IM: Yes, exactly. These are my most significant artworks, but also, interestingly, I don’t get to spend too much time at home, I am always travelling, teaching, doing exhibitions around the world. At the end of the day, I make sure that whatever residues come out of it in terms of capital, everything comes back to Ghana to support the ecosystem I am building.

But for me this is not separate from my work, this is the core of my work. I invest everything that I make from my work into it. I am interested in building an institution that uplifts many generations. For me, it’s important that you don’t separate making an object from building this institution, ecology, building a greenhouse, making workshops, making an exhibition, paying for buses to go to villages to bring schoolkids and their mothers to see contemporary art. All these things are cultivations that require time, and it requires a certain kind of mindset.

There is a real sense of debt, not just economically but ideologically in our population – not just the older generation but also the younger. How do we break that? Through culture, strengthening culture, building cultural institutions across different spaces.

VS: What impacts have you seen from these initiatives so far?

IM: Well, it’s quite interesting. A lot of parents these days come on their own. Not just Ghanaian people, international people, too, a lot of expats. All the embassies from Accra come for our programmes; they even come and do workshops. Normally, everything is done in Accra, or sometimes in Kumasi, because of the art school and the university there. The kids bring their fellow kids and give them tours. We have to create an environment and a system that creates equal opportunity.

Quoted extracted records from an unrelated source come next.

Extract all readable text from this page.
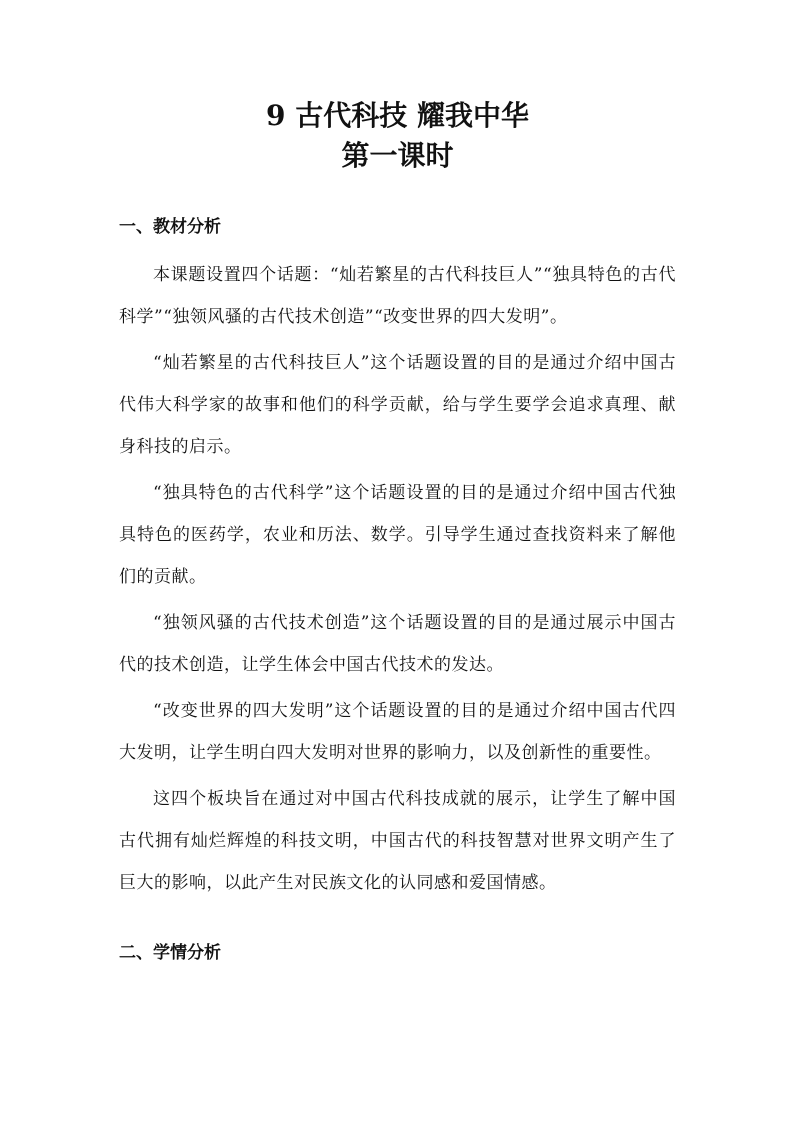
9 古代科技 耀我中华
第一课时
一、教材分析

本课题设置四个话题：“灿若繁星的古代科技巨人”“独具特色的古代科学”“独领风骚的古代技术创造”“改变世界的四大发明”。

“灿若繁星的古代科技巨人”这个话题设置的目的是通过介绍中国古代伟大科学家的故事和他们的科学贡献，给与学生要学会追求真理、献身科技的启示。

“独具特色的古代科学”这个话题设置的目的是通过介绍中国古代独具特色的医药学，农业和历法、数学。引导学生通过查找资料来了解他们的贡献。

“独领风骚的古代技术创造”这个话题设置的目的是通过展示中国古代的技术创造，让学生体会中国古代技术的发达。

“改变世界的四大发明”这个话题设置的目的是通过介绍中国古代四大发明，让学生明白四大发明对世界的影响力，以及创新性的重要性。

这四个板块旨在通过对中国古代科技成就的展示，让学生了解中国古代拥有灿烂辉煌的科技文明，中国古代的科技智慧对世界文明产生了巨大的影响，以此产生对民族文化的认同感和爱国情感。

二、学情分析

Word has spread: a professor from Stanford wants to come with their students to do research into solar panels. It’s something that is unfolding. We are still living in that crisis and in debt. This institution is trying to clear a path for things to happen.

VS: What do you feel this education in creative culture brings to a community?

IM: It opens up the possibilities that the world has to offer. I never think about it economically or financially, I think about it in terms of life itself. For me, the entire purpose of existence is that we should be able to relate to one another, to the world that we’re in, to relate to the ecosystems that exist. Art is supposed to create a moment in time that allows us to be able to reflect. But most of the time it’s not able to do that because of the markets and how things operate within the art world. I think it’s important that we’re able to invest back into the curriculum of art, open up different possibilities, explore different examples, that can allow for new ideological premises, beyond the very stiff capitalist system that we inherited, that doesn’t allow for many possibilities.

For me, art is only about potentials and possibilities. In areas where traditional science and engineering cannot create because the rules and regulations are there, art breaks all those boundaries and allows for us to gather new forms of courage, new forms of imagination, to push the world forward in a much more sustainable way.

• Ibrahim Mahama’s work can be seen at the Bienal de São Paulo, Brazil, until 10 December 2023, at the Chicago Architecture Biennial, until 11 February 2024, and at Fruitmarket, Edinburgh, 22 June to 6 October 2024. He is artistic director at the 35th Ljubljana Biennale of Graphic Arts, Slovenia, which runs until 14 January 2024.